Portanto, leitor (a), você vai entender minha tristeza e minha angústia: esse meu universo está desabando. Outro dia, listei os pontos comerciais que exibem placa de aluga-se ou vende-se, apenas na minha rua. Caminhe comigo: 1 floricultura, 2 lojas de produtos para casa, 1 magazine, 1 lotérica, 5 restaurantes, 1 ótica, 1 estacionamento, 2 papelarias, 2 lavanderias, 3 agências bancárias, 1 café, 2 salões de beleza, 1 padaria, 1 posto de gasolina, 1 loja de calçados e 1 escola. Não é um levantamento científico, claro, é uma observação empírica, mas a impressão é de que, de cada dois pontos comerciais, um fechou de vez…
No Brasil inteiro, segundo levantamento da Confederação Nacional de Comércio de Bens, Serviços e Turismo, 75 mil estabelecimentos comerciais fecharam as portas em 2020, sendo 98,8% deles micro e pequenas empresas. São empregos que se perdem, famílias que passam dificuldades, pessoas que se desesperam. Como não temos dirigentes, infelizmente, a tendência é essa crise econômica sem precedentes desaguar numa crise social sem precedentes. E, com ela, todos perderemos — menos, claro, aqueles 1% que detêm 28,3% do total da renda do país.
Luz na escuridão
Susana Fuentes, contista, romancista, poeta, tradutora, dramaturga: “Acaba de sair pela 7Letras um livro de poesia, A gaivota ou A vida em torno do lago: tema para uma peça curta. Com Tchékhov, olho para nós mesmos nesses tempos de agora, tento andar sobre ruínas e escrever a memória. Ao mesmo tempo, nos cuidados no cotidiano, os detalhes, a natureza, as vozes dos bichos, o olhar que aprendi com o gato. E a gaivota, fazer a pergunta, quantas vezes morre a gaivota? E que vidas se ouvem agora e chegam até nós? As margens do lago em chamas. Como mergulhar num lago em chamas? Um dia, um homem por falta do que fazer mata a gaivota, tema para uma pequena peça — tema para o que perdemos, e tão frágil e forte é ferido a cada dia. A gaivota, ela se recusa a morrer. Uma carta que segue, chega até nós, pedaços, memórias. O voo da gaivota que começa nos pés, o olhar do gato. O salto. Uma peça-poema, sem final, essa carta. A Heloisa Buarque de Hollanda escreveu para a orelha do livro, alegria imensa”. O livro pode ser adquirido aqui.
Parachoque de caminhão
“Como é triste chegar a qualquer lugar para sempre! É por isso que a morte nos assusta.”
Teresa de la Parra (1895-1936)
Antologia pessoal da poesia brasileira
Machado de Assis
(Rio de Janeiro, RJ, 1839-1908)
Uma criatura
Sei de uma criatura antiga e formidável,
Que a si mesma devora os membros e as entranhas
Com a sofreguidão da fome insaciável.
Habita juntamente os vales e as montanhas;
E no mar, que se rasga, à maneira de abismo,
Espreguiça-se toda em convulsões estranhas.

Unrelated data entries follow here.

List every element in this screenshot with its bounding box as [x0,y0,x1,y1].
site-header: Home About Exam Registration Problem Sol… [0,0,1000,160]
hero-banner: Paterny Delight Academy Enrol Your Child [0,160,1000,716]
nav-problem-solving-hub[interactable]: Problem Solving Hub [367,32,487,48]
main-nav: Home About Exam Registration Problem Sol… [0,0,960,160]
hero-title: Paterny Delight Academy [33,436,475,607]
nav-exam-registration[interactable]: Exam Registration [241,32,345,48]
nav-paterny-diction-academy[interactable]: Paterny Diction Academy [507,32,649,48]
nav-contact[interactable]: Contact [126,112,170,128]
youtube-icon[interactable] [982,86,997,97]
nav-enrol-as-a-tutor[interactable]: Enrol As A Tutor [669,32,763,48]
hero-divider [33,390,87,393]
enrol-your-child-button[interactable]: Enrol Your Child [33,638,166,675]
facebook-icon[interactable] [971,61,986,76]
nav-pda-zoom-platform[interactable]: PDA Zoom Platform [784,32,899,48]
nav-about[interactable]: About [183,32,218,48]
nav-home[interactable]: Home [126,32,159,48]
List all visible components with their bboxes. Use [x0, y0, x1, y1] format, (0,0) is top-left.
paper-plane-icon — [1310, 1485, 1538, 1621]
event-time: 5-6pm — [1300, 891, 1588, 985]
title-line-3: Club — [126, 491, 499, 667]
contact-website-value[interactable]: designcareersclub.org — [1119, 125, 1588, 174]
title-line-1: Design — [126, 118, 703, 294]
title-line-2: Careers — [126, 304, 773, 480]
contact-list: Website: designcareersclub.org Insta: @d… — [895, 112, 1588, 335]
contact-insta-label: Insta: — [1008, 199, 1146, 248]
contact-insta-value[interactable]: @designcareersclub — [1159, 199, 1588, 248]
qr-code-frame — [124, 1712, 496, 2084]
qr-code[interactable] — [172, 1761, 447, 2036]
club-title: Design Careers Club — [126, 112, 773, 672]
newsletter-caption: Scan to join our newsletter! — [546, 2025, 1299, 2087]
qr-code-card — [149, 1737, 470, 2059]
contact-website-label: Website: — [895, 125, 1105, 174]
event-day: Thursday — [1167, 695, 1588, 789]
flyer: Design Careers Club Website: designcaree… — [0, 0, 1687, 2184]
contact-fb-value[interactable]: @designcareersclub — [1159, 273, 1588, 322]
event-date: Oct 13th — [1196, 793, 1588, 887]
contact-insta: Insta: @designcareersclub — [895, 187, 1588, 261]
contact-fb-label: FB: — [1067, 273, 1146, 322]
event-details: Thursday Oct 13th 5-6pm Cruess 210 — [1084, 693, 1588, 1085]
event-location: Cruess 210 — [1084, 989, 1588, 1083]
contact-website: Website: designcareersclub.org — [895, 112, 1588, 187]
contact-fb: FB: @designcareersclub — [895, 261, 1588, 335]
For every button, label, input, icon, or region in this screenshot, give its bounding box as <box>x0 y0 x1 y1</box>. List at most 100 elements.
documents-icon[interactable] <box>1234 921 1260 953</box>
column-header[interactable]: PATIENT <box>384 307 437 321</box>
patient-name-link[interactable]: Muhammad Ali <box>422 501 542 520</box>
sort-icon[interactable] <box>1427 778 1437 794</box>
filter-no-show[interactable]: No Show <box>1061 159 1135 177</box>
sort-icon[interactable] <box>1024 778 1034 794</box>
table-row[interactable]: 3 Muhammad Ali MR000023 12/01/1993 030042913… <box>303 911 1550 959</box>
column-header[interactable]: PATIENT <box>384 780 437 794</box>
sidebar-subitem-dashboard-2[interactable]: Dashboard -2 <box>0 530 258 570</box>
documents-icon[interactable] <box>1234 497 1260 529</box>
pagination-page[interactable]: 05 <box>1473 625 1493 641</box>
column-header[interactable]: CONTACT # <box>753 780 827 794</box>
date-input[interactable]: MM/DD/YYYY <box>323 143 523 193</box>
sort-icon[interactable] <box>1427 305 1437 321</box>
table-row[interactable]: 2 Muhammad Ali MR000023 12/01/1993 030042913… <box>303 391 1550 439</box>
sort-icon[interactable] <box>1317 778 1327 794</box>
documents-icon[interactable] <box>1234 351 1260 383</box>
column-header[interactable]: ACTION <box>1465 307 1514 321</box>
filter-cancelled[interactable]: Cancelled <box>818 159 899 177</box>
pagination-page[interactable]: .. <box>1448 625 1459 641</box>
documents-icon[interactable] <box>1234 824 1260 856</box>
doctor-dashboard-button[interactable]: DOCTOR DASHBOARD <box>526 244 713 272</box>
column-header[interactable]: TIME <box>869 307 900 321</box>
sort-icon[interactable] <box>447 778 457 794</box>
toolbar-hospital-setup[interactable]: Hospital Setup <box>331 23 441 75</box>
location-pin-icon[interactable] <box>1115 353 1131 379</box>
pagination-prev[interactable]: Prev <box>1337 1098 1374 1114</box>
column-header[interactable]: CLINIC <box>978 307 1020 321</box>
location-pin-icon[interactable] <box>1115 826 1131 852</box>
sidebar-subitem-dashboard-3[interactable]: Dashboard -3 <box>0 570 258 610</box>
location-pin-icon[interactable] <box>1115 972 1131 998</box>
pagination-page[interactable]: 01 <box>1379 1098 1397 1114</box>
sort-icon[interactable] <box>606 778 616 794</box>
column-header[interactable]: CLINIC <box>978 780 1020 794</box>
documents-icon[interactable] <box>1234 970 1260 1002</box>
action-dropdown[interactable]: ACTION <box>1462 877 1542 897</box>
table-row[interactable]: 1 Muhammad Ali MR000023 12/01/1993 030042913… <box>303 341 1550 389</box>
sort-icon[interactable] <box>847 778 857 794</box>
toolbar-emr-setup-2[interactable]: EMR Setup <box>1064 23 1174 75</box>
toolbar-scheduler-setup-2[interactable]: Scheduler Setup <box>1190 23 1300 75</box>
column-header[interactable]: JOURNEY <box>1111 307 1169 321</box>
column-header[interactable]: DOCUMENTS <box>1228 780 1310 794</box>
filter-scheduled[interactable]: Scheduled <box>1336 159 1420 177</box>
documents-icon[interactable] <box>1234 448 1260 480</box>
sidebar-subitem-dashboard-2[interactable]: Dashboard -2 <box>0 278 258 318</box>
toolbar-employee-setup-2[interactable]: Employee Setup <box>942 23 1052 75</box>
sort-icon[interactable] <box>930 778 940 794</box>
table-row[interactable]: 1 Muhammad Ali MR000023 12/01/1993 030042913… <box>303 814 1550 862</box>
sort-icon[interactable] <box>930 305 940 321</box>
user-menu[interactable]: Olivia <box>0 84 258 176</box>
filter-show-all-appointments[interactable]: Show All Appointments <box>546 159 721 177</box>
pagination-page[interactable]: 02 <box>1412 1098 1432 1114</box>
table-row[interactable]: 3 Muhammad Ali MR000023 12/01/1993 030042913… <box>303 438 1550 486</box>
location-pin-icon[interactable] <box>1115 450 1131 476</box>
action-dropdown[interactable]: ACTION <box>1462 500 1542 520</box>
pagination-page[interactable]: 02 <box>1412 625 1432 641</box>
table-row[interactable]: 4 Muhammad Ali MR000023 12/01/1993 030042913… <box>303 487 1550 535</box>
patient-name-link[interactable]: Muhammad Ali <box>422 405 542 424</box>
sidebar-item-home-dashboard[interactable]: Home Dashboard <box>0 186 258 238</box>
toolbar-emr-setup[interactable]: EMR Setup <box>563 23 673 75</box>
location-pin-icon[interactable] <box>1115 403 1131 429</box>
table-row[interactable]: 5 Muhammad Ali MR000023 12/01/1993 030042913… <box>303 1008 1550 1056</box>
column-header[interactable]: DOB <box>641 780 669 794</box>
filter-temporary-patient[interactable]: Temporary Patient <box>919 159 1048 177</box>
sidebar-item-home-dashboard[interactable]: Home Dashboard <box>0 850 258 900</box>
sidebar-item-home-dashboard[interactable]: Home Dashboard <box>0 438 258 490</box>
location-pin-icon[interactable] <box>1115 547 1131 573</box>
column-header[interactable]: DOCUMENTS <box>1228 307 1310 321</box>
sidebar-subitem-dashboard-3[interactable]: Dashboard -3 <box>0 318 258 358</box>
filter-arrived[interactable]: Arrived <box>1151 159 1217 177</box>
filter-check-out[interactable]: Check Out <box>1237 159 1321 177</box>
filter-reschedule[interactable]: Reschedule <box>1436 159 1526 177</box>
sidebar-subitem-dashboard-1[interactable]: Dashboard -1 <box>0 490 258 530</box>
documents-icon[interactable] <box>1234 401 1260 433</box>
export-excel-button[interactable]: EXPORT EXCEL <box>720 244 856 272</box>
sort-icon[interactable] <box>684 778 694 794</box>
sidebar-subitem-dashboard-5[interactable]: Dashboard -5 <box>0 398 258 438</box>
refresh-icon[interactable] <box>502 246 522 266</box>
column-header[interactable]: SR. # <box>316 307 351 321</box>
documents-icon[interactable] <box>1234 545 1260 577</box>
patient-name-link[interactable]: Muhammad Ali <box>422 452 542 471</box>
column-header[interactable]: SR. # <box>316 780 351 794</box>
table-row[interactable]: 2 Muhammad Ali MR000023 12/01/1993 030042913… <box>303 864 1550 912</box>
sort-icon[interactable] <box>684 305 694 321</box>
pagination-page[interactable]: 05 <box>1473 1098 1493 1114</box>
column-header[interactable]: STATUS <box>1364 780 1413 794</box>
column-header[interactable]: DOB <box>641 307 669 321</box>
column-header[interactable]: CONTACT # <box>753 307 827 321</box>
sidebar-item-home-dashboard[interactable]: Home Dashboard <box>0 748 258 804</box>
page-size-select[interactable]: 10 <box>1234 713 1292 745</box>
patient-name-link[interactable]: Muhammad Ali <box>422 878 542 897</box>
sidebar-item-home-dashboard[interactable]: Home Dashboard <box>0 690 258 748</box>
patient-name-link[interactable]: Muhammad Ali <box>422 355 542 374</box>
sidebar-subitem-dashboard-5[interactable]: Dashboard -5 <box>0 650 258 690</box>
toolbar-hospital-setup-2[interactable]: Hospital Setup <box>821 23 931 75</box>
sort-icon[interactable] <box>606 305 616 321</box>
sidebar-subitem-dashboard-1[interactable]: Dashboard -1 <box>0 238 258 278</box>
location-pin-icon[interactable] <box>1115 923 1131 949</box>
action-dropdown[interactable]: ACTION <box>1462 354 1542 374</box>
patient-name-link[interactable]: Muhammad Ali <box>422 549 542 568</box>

Traz impresso na fronte o obscuro despotismo;
Cada olhar que despede, acerbo e mavioso,
Parece uma expansão de amor e de egoísmo.
Friamente contempla o desespero e o gozo,
Gosta do colibri, como gosta do verme,
E cinge ao coração o belo e o monstruoso.
Para ela o chacal é, como a rola, inerme;
E caminha na terra imperturbável, como
Pelo vasto areal um vasto paquiderme.
Na árvore que rebenta o seu primeiro gomo
Vem a folha, que lento e lento se desdobra,
Depois a flor, depois o suspirado pomo.
Pois essa criatura está em toda a obra:
Cresta o seio da flor e corrompe-lhe o fruto;
E é nesse destruir que as suas forças dobra.
Ama de igual amor o poluto e o impoluto;
Começa e recomeça uma perpétua lida,
E sorrindo obedece ao divino estatuto.
Tu dirás que é a Morte; eu direi que é a Vida.